Missing data for continuous covariates were imputed using mean values, while missing categorical covariates were assigned to an unknown/missing indicator category. Detailed coding information is provided in Supplementary Table 2.
Statistical analysis
Baseline characteristics were described as mean with standard deviation (SD) or median with interquartile range (IQR) for continuous variables, and as counts with percentages for categorical variables, stratified by DI-GM groups. To assess differences, the Kruskal-Wallis test was applied for continuous variables, and chi-square tests for categorical variables.
The proportional hazards assumption was tested using the Schoenfeld residual test, with no violations observed (P > 0.05). Multivariable Cox proportional hazards regression models were used to assess the associations between DI-GM and the risk of breast cancer. Results were expressed as hazard ratios (HRs) and 95% confidence intervals (CIs). Three models were developed: (1) a crude model (unadjusted for any covariates); (2) Model 1, adjusted for age, BMI, and energy intake; and (3) Model 2, further adjusted for annual household income, smoking status, education level, alcohol consumption status, physical activity level, family history of breast cancer, Townsend Deprivation Index, menopausal status, parity, history of hormone use, history of oral contraceptive use, and age at menarche. DI-GM was analyzed both as a categorical variable (with the low group as the reference) and as a continuous variable (per one-score increase). Additionally, we examined the potential nonlinear relationship between DI-GM, PRS, and breast cancer risk using restricted cubic splines (RCS), with knots placed at the 5th, 35th, 65th, and 95th percentiles.
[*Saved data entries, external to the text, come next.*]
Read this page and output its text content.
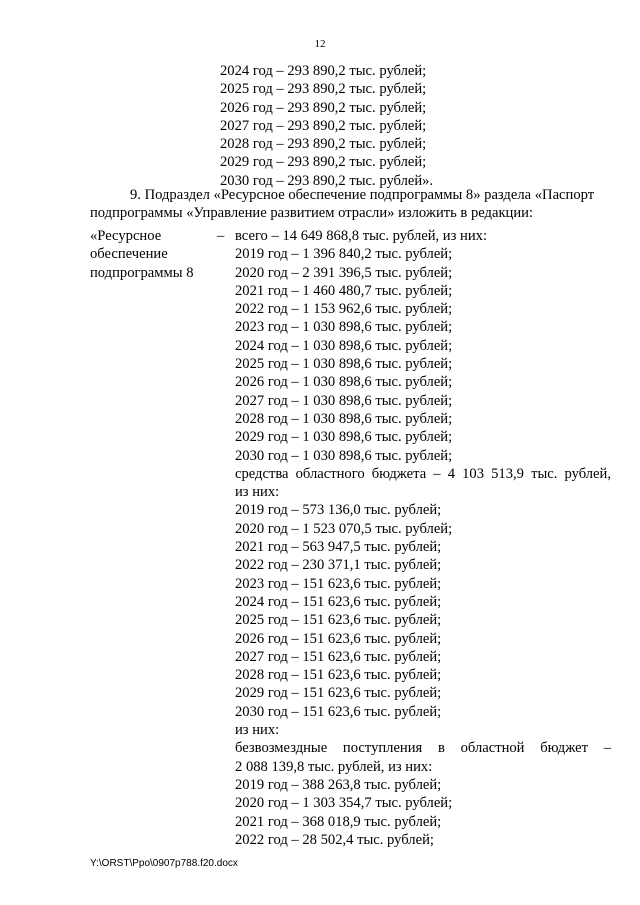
12
2024 год – 293 890,2 тыс. рублей;
2025 год – 293 890,2 тыс. рублей;
2026 год – 293 890,2 тыс. рублей;
2027 год – 293 890,2 тыс. рублей;
2028 год – 293 890,2 тыс. рублей;
2029 год – 293 890,2 тыс. рублей;
2030 год – 293 890,2 тыс. рублей».
9. Подраздел «Ресурсное обеспечение подпрограммы 8» раздела «Паспорт
подпрограммы «Управление развитием отрасли» изложить в редакции:
«Ресурсное
обеспечение
подпрограммы 8
– всего – 14 649 868,8 тыс. рублей, из них:
2019 год – 1 396 840,2 тыс. рублей;
2020 год – 2 391 396,5 тыс. рублей;
2021 год – 1 460 480,7 тыс. рублей;
2022 год – 1 153 962,6 тыс. рублей;
2023 год – 1 030 898,6 тыс. рублей;
2024 год – 1 030 898,6 тыс. рублей;
2025 год – 1 030 898,6 тыс. рублей;
2026 год – 1 030 898,6 тыс. рублей;
2027 год – 1 030 898,6 тыс. рублей;
2028 год – 1 030 898,6 тыс. рублей;
2029 год – 1 030 898,6 тыс. рублей;
2030 год – 1 030 898,6 тыс. рублей;
средства областного бюджета – 4 103 513,9 тыс. рублей,
из них:
2019 год – 573 136,0 тыс. рублей;
2020 год – 1 523 070,5 тыс. рублей;
2021 год – 563 947,5 тыс. рублей;
2022 год – 230 371,1 тыс. рублей;
2023 год – 151 623,6 тыс. рублей;
2024 год – 151 623,6 тыс. рублей;
2025 год – 151 623,6 тыс. рублей;
2026 год – 151 623,6 тыс. рублей;
2027 год – 151 623,6 тыс. рублей;
2028 год – 151 623,6 тыс. рублей;
2029 год – 151 623,6 тыс. рублей;
2030 год – 151 623,6 тыс. рублей;
из них:
безвозмездные поступления в областной бюджет –
2 088 139,8 тыс. рублей, из них:
2019 год – 388 263,8 тыс. рублей;
2020 год – 1 303 354,7 тыс. рублей;
2021 год – 368 018,9 тыс. рублей;
2022 год – 28 502,4 тыс. рублей;
Y:\ORST\Ppo\0907p788.f20.docx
To evaluate the combined effects of PRS and genetic factors on breast cancer risk, participants were categorized into nine groups based on PRS categories. Additive interaction was assessed by calculating the Relative Excess Risk due to Interaction (RERI) and Attributable Proportion (AP), with significance determined using the delta method [23, 24]. Multiplicative interaction was evaluated using likelihood ratio tests.
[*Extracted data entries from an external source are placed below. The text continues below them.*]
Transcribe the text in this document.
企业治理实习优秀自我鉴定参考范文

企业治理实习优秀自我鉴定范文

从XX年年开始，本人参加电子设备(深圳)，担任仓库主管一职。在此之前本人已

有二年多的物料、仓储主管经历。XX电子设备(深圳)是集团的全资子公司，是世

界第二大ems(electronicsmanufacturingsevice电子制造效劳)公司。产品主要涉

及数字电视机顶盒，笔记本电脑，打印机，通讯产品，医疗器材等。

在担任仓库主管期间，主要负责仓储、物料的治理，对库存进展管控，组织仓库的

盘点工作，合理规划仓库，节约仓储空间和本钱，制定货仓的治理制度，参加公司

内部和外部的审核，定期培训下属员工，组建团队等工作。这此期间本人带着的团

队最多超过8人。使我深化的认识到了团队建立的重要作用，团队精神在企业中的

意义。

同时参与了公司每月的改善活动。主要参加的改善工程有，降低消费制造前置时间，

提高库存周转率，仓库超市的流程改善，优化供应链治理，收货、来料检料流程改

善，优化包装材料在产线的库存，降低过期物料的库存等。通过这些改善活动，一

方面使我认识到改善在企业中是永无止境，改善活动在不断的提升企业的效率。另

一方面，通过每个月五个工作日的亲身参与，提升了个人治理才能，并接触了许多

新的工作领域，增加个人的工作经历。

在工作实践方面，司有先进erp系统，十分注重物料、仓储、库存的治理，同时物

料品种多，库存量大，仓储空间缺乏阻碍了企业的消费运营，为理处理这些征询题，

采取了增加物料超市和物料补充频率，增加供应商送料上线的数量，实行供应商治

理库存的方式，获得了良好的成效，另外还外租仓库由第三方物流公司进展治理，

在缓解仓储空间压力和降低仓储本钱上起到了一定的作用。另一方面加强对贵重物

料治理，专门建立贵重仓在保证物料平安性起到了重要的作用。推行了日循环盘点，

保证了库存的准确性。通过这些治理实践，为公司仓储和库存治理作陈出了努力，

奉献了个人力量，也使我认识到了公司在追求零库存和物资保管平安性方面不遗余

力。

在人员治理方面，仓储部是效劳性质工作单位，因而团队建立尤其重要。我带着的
To evaluate whether the associations between DI-GM and breast cancer risk varied across subgroups, analyses were stratified by age, BMI, education level, Townsend Deprivation Index, smoking status, alcohol consumption, annual household income, menopausal status, parity, history of hormone use, history of oral contraceptive use, and age at menarche.
We conducted a series of sensitivity analyses to assess the robustness of our primary findings: (1) reconstructing the DI-GM by excluding cranberries and chickpeas, because the UK Biobank not recording the specific type of dried fruit and pulses consumption [25]; (2) excluding participants diagnosed with breast cancer within the first two years of follow-up to minimize reverse causality; (3) excluding individuals who completed the 24-hour online dietary recall questionnaire only once to ensure that the average intake of all dietary components accurately reflected habitual intake; and (4) excluding individuals with unknown or missing covariates.
All statistical analyses were performed using R software version 4.3.1. A two-tailed P < 0.05 was considered statistically significant.